Les fascias : un organe sensoriel clé
Longtemps ignorés par la médecine classique, les fascias sont aujourd’hui reconnus comme un organe à part entière. Ils régulent notre posture, influencent la douleur, participent à notre équilibre émotionnel. C’est précisément ce que le Dr Jean-Claude Guimberteau a filmé in vivo pour la première fois : un tissu vivant, mobile, en perpétuelle adaptation — bien loin de la simple « enveloppe passive » que la médecine avait longtemps décrite.
Ils contiennent plus de terminaisons nerveuses que la peau. On y trouve des récepteurs de la douleur, de la proprioception et même de l’interoception (la perception interne de nos besoins physiologiques).
En clair : les fascias ressentent. Et quand ils se tendent, tout notre être s’en trouve affecté. La chercheuse Laure Zago au CNRS a montré que dix minutes de toucher manuel suffisent à activer le système nerveux parasympathique — détente, moins de stress, apaisement global. Le fascia n’est pas seulement un tissu : c’est un médiateur entre corps et psyché.
Fasciathérapie et douleurs chroniques : une solution pour les maux invisibles
Là où les examens ne trouvent rien, les fascias parlent. Douleurs diffuses, mal de dos chronique, fatigue persistante, troubles somato-psychiques… la fasciathérapie apporte des réponses nouvelles. Sur ce terrain de la douleur inexpliquée, le Dr Danièle Ranoux apporte un éclairage neurologique inédit : dans son livre Les Fascias (Guy Trédaniel, 2025), elle montre pourquoi ces douleurs résistent à tous les traitements classiques — et identifie le myofibroblaste comme acteur central du syndrome myofascial chronique.

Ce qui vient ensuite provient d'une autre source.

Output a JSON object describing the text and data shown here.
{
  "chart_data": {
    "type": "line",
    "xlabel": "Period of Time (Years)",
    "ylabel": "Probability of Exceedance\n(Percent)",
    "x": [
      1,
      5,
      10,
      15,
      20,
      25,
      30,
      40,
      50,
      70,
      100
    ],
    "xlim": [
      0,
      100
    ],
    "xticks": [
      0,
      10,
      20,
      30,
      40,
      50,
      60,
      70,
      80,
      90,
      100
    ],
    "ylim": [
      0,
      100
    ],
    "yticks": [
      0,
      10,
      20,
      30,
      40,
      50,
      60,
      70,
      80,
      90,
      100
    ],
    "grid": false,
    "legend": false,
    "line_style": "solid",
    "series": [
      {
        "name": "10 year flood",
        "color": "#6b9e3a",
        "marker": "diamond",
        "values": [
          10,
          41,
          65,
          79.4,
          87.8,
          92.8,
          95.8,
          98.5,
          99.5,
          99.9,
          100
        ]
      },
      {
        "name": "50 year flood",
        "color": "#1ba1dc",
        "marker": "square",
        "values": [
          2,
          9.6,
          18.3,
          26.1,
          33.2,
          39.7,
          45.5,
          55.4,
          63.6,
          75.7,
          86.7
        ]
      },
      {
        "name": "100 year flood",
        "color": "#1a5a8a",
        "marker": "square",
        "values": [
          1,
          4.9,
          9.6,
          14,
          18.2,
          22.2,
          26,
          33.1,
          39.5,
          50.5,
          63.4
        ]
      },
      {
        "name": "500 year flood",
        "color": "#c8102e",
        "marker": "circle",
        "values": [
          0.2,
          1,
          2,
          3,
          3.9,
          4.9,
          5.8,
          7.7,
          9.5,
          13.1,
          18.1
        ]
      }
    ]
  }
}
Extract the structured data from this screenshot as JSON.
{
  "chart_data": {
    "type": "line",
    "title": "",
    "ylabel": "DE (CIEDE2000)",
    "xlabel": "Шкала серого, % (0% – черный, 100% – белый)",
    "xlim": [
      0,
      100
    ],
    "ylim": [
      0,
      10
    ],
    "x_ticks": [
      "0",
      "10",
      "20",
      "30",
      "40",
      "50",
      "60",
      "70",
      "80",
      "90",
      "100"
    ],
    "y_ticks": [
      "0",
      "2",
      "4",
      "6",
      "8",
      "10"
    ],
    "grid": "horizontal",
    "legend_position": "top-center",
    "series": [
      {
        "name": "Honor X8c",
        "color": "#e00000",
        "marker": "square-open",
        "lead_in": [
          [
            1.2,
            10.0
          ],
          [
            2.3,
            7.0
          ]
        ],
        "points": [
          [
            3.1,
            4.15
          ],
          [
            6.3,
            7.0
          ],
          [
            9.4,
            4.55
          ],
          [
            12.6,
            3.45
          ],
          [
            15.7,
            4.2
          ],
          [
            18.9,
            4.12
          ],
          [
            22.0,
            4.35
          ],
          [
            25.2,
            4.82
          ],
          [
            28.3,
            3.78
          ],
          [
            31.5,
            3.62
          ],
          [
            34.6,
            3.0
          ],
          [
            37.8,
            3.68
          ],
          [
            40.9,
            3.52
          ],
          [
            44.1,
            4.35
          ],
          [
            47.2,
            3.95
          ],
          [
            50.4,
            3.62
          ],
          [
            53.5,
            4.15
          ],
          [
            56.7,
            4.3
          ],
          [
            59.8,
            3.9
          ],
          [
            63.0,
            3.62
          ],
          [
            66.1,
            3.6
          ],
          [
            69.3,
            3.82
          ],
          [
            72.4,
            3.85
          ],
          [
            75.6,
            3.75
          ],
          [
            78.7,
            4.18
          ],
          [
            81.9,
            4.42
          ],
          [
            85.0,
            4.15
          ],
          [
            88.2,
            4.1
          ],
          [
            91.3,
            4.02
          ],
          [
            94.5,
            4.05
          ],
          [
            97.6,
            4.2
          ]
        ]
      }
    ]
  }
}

Une étude clinique menée par le Dr Isabelle Bertrand sur 188 patients montre que 5 séances de fasciathérapie permettent de réduire significativement douleurs et anxiété sur des patients souffrant de lombalgie — avec des résultats comparables à ceux de la kinésithérapie, et un bénéfice supplémentaire sur les dimensions psychosociales. Parce que le fascia ne dissocie pas le corps et l'émotion. Il incarne notre unité vivante.
Une approche douce, présente et transformante
Le toucher fasciathérapeutique n'est pas un geste. C'est une présence. Lente, à l'écoute. Et c'est dans cette qualité de contact que le fascia retrouve sa fluidité. Le corps se décristallise, les tensions se dissolvent, l'être s'ouvre.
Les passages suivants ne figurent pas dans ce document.